Blow it...at Madison's Quinceañera! is the twelfth album by Me First and the Gimme Gimmes, released in 2024 on the Fat Wreck Chords independent record label. The album is unusual for the band in that it has no overarching theme, but does feature a number of songs in Spanish. The album is a live recording at a real Quinceañera celebration on July 15, 2023, at the Soap Factory, San Diego. The band performed as a surprise guest to an audience unfamiliar with their music, echoing their earlier concept from the 2004 live album Ruin Jonny's Bar Mitzvah.

==Track listing==
The album features 13 punk rock covers of songs spanning multiple decades and languages:

| No. | Title | Writer(s) | Original performer | Length |
|---|---|---|---|---|
| 1. | "Changes" | Black Sabbath | Black Sabbath |  |
| 2. | "Love Will Keep Us Together" (Contains an interpolation of "Love Will Tear Us Apart" by Joy Division sung in spanish) | Neil Sedaka | Captain & Tennille |  |
| 3. | "Dancing Queen" (Contains an interpolation of "Janie Jones" by The Clash) | ABBA | ABBA |  |
| 4. | "I Could Fall in Love" | Keith Thomas | Selena |  |
| 5. | "Estos Celos" | Joan Sebastian | Joan Sebastian |  |
| 6. | "La Última muñeca" (Audio of traditional practice.) |  |  |  |
| 7. | "Happy Birthday to You" (Sung in Spanish and English) | Patty Hill | Trad. |  |
| 8. | "Por Tu Maldito Amor" | Vicente Fernández | Vicente Fernández |  |
| 9. | "Good 4 U" (Contains an interpolation of "Ever Fallen in Love (With Someone You Shouldn't've)" by The Buzzcocks) | Olivia Rodrigo | Olivia Rodrigo |  |
| 10. | "Queen of hearts" | Juice Newton | Juice Newton |  |
| 11. | "Camino de Guanajuato" | José Alfredo Jiménez | José Alfredo Jiménez |  |
| 12. | "Before the Next Teardrop Falls (song)" | Vivian Keith, Ben Peters | Freddy Fender |  |
| 13. | "De Niña a Mujer" | J. Iglesias, C. Enterria, T. Renis, R. Arcusa | Julio Iglesias |  |

== Release and reception ==
The first single, a cover of ABBA’s "Dancing Queen", was released on April 9, 2024. A second single, a punk rendition of Olivia Rodrigo’s "Good 4 U", followed in May 2024.
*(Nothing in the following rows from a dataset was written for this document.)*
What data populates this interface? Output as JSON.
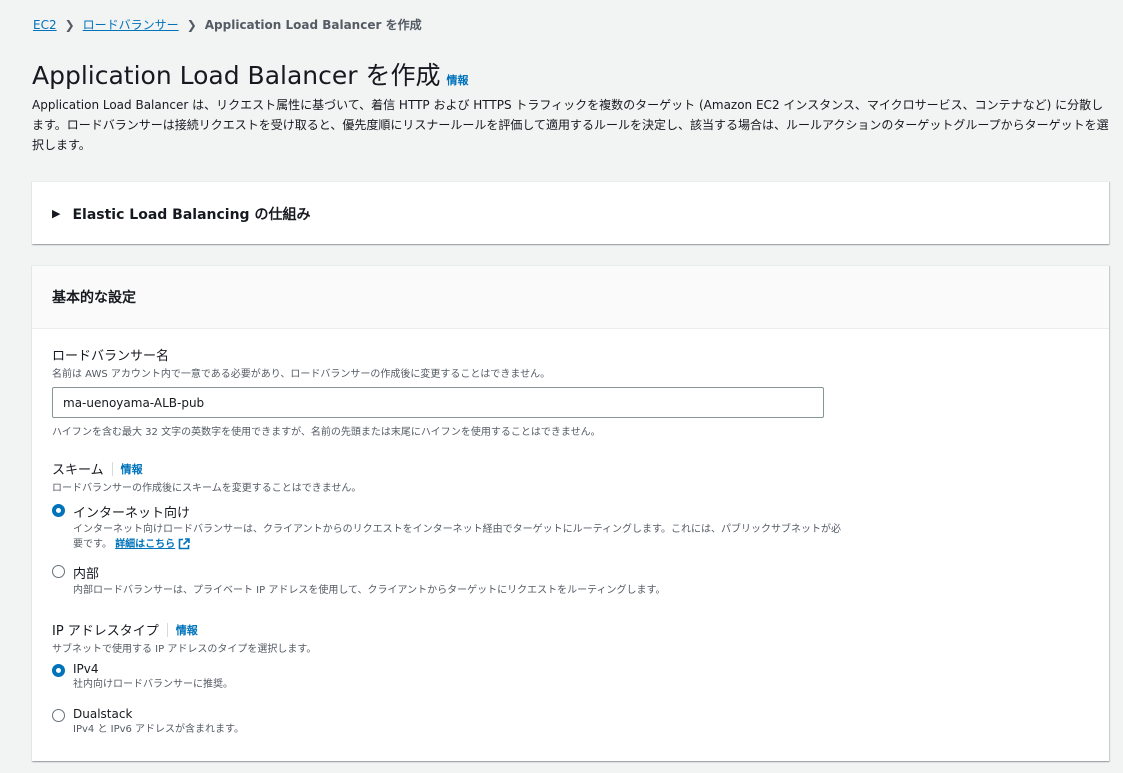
{
  "breadcrumb": {
    "items": [
      "EC2",
      "ロードバランサー"
    ],
    "current": "Application Load Balancer を作成"
  },
  "page": {
    "title": "Application Load Balancer を作成",
    "info": "情報",
    "description": "Application Load Balancer は、リクエスト属性に基づいて、着信 HTTP および HTTPS トラフィックを複数のターゲット (Amazon EC2 インスタンス、マイクロサービス、コンテナなど) に分散します。ロードバランサーは接続リクエストを受け取ると、優先度順にリスナールールを評価して適用するルールを決定し、該当する場合は、ルールアクションのターゲットグループからターゲットを選択します。"
  },
  "expander": {
    "label": "Elastic Load Balancing の仕組み"
  },
  "basic": {
    "heading": "基本的な設定",
    "name_field": {
      "label": "ロードバランサー名",
      "description": "名前は AWS アカウント内で一意である必要があり、ロードバランサーの作成後に変更することはできません。",
      "value": "ma-uenoyama-ALB-pub",
      "constraint": "ハイフンを含む最大 32 文字の英数字を使用できますが、名前の先頭または末尾にハイフンを使用することはできません。"
    },
    "scheme": {
      "label": "スキーム",
      "info": "情報",
      "description": "ロードバランサーの作成後にスキームを変更することはできません。",
      "options": [
        {
          "label": "インターネット向け",
          "desc": "インターネット向けロードバランサーは、クライアントからのリクエストをインターネット経由でターゲットにルーティングします。これには、パブリックサブネットが必要です。",
          "link": "詳細はこちら",
          "selected": true
        },
        {
          "label": "内部",
          "desc": "内部ロードバランサーは、プライベート IP アドレスを使用して、クライアントからターゲットにリクエストをルーティングします。",
          "selected": false
        }
      ]
    },
    "ip_type": {
      "label": "IP アドレスタイプ",
      "info": "情報",
      "description": "サブネットで使用する IP アドレスのタイプを選択します。",
      "options": [
        {
          "label": "IPv4",
          "desc": "社内向けロードバランサーに推奨。",
          "selected": true
        },
        {
          "label": "Dualstack",
          "desc": "IPv4 と IPv6 アドレスが含まれます。",
          "selected": false
        }
      ]
    }
  },
  "colors": {
    "link": "#0073bb",
    "background": "#f2f3f3",
    "radio_selected": "#0073bb"
  }
}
Punk Rock Theory gave the album a 4 out of 5 rating, praising its humorous concept and tight musicianship despite the spontaneous setting.

==Personnel==
- Spike Slawson – vocals
- John Reis – lead guitar
- Joey Cape – rhythm guitar
- CJ Ramone – bass
- Andrew "Pinch" Pinching – drums

== Tour ==
To support the album, Me First and the Gimme Gimmes embarked on a North American tour in spring 2024, followed by European dates in summer 2024.